Comment comptez-vous exploiter ce film, vu la fermeture des salles cinéma et tous les enjeux qui règnent autour ?Avant tout, il faut mentionner que ce n'est pas un film à but lucratif. Toutefois, pour assurer sa promotion, le problème de salles cinéma jusqu'alors demeure un obstacle et un grand défi à relever qu'on ne peut ignorer. Dans ce contexte, pour faciliter l'accès au grand public, on a prévu de réaliser des séances de projection dans les grandes villes du pays, même quand on sait que ce ne sera pas suffisant pour autant. Mais on effectue des études de marché pour pouvoir monter un réseau de distribution de films sur tout le territoire national. Néanmoins, la finalité de cette démarche est de vendre le film à un prix dérisoire, pour empêcher quiconque de s'en procurer des copies de mauvaise qualité. Après maintes discutions, certains avouent qu'on risque fort sur ce coup-là, et je les comprends parfaitement.

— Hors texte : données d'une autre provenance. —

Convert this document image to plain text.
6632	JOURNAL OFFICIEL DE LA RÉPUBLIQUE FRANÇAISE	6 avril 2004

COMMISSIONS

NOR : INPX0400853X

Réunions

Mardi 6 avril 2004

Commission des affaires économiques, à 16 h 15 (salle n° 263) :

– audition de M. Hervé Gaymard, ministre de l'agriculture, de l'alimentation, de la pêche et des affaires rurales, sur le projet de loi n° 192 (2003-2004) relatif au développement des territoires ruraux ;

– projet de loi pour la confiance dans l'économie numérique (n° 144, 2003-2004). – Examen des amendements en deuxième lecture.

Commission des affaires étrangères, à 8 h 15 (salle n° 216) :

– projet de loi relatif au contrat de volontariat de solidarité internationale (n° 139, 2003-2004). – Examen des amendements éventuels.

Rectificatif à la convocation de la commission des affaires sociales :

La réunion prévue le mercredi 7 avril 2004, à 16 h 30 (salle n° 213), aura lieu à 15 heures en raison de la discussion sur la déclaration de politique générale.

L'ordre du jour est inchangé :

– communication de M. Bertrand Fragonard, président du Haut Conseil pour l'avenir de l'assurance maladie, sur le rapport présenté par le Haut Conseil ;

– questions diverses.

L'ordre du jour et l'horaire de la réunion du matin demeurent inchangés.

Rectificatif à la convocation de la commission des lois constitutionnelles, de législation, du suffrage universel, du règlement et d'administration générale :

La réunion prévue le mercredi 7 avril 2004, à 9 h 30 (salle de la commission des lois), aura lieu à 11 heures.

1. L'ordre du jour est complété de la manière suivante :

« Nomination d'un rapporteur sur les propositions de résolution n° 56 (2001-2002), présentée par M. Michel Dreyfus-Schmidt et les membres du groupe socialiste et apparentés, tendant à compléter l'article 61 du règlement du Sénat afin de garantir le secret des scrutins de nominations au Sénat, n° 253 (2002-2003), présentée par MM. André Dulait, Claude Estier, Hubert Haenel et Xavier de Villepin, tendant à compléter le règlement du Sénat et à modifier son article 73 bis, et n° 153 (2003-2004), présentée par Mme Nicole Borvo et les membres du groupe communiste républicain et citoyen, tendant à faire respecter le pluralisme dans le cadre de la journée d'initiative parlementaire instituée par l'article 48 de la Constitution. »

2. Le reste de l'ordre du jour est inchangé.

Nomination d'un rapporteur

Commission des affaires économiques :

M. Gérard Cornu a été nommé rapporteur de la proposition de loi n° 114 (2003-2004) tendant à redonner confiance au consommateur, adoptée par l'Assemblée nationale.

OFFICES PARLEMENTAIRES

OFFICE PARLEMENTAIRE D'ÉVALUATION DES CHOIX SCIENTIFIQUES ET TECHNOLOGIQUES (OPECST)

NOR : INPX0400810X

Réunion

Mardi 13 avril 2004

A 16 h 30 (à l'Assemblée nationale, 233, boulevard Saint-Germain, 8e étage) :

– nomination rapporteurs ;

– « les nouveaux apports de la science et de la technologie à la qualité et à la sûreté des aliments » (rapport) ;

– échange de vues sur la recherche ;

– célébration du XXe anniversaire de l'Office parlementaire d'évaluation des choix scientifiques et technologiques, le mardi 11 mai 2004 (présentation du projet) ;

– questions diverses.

Mais on se trouve dans un carrefour où l'on doit prendre des risques si on veut revenir avec le cinéma. Par ailleurs, depuis quelques temps on a constaté que les gens commencent à s'adapter avec les DVD player, ipod et autres dispositifs pour compenser ce vide. En ce sens, je pense que ceci est un bon signe qui pourrait motiver tout un chacun à acheter les CD en cas de besoin.

Définitivement quelles sont tes attentes pour ce film ?En un mot, on espère que chacun pourra tirer une leçon dans ce scénario, pour que des facettes dissimulées dans la réalité haïtienne se dévoilent au public. Les victimes de telles relations doivent cesser de s'apitoyer sur leur sort, mais pour qu'ils aient le courage de chercher des solutions appropriées pour éradiquer ces abus. Et je souhaite qu'on apprécie l'effort qu'on a fait pour réaliser ce film avec les moyens du bord.

Un messagePour ceux qui n'auront pas l'opportunité de d'assister à cette grande première, je les assure qu'on travaille d'arrache-pied sur l'organisation des séances de projection. Et dans un délai proche les DVD seront disponibles à bon marché.